Taiwan’s LPF puts US$2bn of mandates up for tender
27 February 2013
News, Asia, Taiwan
By Hui Ching-hoo
Taiwan’s Labor Pension Fund (LPF) announced on Tuesday (February 26) that it has put NT$60 billion (US$2 billion) worth of domestic market (absolute return) mandates, stemming from the Old and New schemes, up for tender.
The LPF will tender the $30 billion mandate from the New scheme to six domestic asset managers. Each will receive $5 billion. The $30 billion mandate from the Old scheme will also be granted to six local fund managers, with each manager also being awarded $5 billion.
The Labor Pension Fund Supervisory Committee (LPFSC) stipulates that the outsourced domestic fund manager should achieve an investment target of at least 9% per annum. The duration of the appointment is four years.
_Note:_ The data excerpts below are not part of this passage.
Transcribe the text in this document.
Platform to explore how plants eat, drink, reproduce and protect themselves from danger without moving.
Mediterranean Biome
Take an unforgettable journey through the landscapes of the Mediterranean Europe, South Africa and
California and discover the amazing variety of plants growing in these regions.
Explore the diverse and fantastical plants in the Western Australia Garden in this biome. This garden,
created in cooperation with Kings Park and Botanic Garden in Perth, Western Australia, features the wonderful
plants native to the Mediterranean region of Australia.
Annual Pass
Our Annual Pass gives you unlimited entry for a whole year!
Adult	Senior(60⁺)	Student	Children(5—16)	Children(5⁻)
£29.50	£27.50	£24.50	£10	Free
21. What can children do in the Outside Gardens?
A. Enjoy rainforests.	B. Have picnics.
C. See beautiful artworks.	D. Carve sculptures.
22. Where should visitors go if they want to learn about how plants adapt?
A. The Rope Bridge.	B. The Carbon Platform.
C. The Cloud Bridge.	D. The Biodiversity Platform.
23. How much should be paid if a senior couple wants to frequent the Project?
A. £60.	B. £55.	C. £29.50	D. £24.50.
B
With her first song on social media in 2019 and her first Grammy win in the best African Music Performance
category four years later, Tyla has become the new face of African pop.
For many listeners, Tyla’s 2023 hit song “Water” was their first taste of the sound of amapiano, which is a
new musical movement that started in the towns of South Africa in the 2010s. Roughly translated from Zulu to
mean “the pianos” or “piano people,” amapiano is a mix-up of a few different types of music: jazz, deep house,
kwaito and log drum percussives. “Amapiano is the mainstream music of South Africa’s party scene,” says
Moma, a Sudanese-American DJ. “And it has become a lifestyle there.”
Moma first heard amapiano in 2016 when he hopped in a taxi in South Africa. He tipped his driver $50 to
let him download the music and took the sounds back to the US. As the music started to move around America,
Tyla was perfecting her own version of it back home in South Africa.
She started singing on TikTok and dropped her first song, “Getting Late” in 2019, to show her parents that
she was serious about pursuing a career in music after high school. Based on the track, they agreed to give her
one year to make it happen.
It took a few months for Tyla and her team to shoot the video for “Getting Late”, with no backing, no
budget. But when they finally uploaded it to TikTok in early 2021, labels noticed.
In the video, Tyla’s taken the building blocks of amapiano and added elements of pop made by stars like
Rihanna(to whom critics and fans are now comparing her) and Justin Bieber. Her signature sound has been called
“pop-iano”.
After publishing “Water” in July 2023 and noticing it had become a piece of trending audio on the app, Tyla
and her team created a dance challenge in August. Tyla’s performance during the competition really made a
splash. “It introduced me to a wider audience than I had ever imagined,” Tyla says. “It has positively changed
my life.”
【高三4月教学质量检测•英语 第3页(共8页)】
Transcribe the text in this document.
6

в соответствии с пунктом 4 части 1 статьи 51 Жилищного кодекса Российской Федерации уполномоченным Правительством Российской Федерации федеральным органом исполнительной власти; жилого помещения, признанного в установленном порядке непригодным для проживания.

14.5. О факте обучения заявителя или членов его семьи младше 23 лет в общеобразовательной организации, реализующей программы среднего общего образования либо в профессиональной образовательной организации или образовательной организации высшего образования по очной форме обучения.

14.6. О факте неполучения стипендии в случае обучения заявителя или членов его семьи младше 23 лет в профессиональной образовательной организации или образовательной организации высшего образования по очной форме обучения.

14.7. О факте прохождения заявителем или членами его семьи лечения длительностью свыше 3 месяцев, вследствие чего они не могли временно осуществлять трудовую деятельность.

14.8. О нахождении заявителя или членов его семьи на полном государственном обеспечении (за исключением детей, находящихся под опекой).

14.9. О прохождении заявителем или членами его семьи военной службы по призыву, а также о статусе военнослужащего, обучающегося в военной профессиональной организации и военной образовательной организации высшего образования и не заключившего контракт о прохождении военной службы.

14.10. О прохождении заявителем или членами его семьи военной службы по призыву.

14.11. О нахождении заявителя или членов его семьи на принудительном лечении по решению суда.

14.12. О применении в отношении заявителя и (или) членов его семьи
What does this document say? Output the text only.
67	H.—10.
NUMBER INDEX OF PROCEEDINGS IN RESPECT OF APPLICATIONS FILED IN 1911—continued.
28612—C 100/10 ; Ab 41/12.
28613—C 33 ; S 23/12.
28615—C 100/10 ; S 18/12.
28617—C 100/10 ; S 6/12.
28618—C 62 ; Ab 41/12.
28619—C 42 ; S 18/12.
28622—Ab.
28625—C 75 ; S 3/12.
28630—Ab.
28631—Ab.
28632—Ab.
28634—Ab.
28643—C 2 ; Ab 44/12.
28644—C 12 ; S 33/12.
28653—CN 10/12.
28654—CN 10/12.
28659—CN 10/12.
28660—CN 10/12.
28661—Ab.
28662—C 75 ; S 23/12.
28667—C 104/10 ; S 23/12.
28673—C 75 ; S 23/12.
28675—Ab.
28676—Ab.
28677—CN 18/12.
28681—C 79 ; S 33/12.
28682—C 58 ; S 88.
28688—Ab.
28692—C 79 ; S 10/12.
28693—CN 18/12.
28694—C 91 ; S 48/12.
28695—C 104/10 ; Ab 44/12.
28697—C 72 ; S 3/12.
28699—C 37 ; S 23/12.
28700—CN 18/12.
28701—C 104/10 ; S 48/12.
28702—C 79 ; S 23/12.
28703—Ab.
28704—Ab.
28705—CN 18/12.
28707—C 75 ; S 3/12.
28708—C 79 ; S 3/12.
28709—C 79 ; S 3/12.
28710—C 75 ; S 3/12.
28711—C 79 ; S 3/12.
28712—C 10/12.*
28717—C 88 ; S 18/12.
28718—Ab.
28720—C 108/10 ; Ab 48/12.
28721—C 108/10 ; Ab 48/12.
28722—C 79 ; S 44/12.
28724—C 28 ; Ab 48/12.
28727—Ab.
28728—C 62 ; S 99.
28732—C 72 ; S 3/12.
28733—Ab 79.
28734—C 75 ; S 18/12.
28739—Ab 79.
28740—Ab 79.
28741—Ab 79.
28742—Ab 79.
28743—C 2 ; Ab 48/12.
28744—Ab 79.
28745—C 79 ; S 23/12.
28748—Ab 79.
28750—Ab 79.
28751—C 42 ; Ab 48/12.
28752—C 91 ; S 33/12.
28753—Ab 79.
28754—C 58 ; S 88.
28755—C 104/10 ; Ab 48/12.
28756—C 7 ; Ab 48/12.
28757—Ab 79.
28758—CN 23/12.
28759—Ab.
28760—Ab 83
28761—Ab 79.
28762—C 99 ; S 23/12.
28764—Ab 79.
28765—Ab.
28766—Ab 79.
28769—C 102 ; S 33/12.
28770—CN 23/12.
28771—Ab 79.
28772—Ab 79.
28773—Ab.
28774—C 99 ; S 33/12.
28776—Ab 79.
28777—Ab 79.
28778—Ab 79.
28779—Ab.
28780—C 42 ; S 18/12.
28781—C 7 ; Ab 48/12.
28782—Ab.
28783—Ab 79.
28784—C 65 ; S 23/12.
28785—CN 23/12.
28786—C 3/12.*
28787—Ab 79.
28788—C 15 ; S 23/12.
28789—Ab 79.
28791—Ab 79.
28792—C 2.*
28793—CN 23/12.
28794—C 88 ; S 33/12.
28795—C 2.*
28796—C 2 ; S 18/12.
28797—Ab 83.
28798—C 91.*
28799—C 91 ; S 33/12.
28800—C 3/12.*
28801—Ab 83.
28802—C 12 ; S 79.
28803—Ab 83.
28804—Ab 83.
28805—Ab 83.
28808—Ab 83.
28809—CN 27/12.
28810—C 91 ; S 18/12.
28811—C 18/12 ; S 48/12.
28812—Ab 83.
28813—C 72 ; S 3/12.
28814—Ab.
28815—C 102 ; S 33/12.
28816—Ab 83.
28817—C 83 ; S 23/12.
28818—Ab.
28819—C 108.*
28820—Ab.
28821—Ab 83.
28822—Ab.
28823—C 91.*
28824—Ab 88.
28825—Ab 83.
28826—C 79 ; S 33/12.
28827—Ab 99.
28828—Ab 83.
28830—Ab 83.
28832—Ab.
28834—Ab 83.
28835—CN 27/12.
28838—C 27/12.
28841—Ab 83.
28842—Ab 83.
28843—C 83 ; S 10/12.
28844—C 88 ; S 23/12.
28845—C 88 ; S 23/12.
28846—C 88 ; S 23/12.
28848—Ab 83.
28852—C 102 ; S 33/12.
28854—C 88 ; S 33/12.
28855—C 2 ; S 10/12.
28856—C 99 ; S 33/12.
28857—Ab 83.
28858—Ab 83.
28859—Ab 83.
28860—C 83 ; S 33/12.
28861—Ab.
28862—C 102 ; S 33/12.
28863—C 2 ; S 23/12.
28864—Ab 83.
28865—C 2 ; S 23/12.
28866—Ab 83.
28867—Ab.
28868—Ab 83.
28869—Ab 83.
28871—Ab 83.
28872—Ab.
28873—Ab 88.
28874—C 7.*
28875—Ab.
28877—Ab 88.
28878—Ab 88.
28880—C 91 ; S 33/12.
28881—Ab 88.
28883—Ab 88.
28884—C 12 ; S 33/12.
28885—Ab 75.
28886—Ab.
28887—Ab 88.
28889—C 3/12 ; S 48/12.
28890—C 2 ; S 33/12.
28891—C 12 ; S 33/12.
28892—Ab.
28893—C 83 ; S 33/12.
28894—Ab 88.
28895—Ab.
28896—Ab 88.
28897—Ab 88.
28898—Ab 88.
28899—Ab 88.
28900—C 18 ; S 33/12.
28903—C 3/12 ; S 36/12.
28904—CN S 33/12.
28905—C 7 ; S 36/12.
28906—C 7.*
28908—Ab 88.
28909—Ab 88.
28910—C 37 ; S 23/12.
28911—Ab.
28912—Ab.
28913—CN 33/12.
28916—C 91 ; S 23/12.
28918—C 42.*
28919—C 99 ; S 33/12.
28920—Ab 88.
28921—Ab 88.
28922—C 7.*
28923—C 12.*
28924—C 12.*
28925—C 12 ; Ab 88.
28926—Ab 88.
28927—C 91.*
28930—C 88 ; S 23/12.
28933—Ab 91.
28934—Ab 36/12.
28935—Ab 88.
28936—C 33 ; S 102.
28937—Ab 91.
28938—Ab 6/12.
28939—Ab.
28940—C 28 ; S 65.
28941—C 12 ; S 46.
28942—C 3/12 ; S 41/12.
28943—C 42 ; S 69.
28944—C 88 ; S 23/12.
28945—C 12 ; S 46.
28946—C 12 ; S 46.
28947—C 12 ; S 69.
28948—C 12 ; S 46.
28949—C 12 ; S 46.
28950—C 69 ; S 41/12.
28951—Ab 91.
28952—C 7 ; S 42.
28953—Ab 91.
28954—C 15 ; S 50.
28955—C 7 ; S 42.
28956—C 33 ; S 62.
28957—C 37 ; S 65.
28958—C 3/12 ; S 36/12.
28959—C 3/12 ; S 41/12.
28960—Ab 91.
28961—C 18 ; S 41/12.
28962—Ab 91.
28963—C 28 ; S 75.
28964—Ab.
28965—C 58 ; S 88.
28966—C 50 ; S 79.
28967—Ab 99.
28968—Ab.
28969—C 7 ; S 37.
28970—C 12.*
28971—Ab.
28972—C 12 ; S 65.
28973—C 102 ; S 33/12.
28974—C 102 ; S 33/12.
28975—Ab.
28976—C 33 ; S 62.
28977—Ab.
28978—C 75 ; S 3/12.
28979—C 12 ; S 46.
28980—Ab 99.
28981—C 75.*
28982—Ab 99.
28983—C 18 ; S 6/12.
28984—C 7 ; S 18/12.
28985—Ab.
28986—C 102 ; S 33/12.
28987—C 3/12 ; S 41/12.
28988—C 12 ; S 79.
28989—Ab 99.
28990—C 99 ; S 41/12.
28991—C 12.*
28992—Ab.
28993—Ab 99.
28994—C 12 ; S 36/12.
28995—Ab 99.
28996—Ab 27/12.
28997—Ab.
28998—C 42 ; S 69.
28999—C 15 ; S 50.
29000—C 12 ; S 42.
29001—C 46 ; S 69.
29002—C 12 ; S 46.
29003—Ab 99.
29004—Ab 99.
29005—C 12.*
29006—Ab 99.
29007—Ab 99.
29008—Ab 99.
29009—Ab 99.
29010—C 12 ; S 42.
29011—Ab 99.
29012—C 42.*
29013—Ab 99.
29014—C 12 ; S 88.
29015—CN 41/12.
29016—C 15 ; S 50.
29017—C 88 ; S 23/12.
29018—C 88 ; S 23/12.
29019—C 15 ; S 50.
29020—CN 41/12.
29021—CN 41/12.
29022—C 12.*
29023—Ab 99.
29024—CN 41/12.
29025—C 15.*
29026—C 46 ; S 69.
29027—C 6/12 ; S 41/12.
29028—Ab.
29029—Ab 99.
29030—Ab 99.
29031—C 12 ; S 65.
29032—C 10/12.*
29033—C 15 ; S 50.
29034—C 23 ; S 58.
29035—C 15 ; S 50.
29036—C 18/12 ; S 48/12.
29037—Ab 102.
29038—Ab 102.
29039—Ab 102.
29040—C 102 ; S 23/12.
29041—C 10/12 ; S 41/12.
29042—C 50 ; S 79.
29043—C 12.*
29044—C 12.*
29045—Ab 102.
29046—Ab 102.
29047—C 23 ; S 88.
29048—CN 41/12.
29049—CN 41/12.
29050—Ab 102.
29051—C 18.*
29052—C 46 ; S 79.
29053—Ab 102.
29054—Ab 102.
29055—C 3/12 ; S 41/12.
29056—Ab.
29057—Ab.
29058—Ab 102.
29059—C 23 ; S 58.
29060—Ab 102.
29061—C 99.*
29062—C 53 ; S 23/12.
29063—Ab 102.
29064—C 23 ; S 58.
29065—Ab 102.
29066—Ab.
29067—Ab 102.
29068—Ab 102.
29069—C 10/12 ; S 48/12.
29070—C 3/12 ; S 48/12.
Applicants are required to submit their applications between February 26 and March 18.The committee will carry out first and second phase due diligence between March 19 and April 22.
The recruitment came after LPF’s Old scheme handed out US$1 billion in domestic market (absolute return) mandates to six local managers: Cathay, HSBC Global Asset Management (Taiwan), President, ING, Capital, and Prudential last April. Each received US$160 million. The managers had recorded an accumulated loss of 0.13% as of the end of October 2012.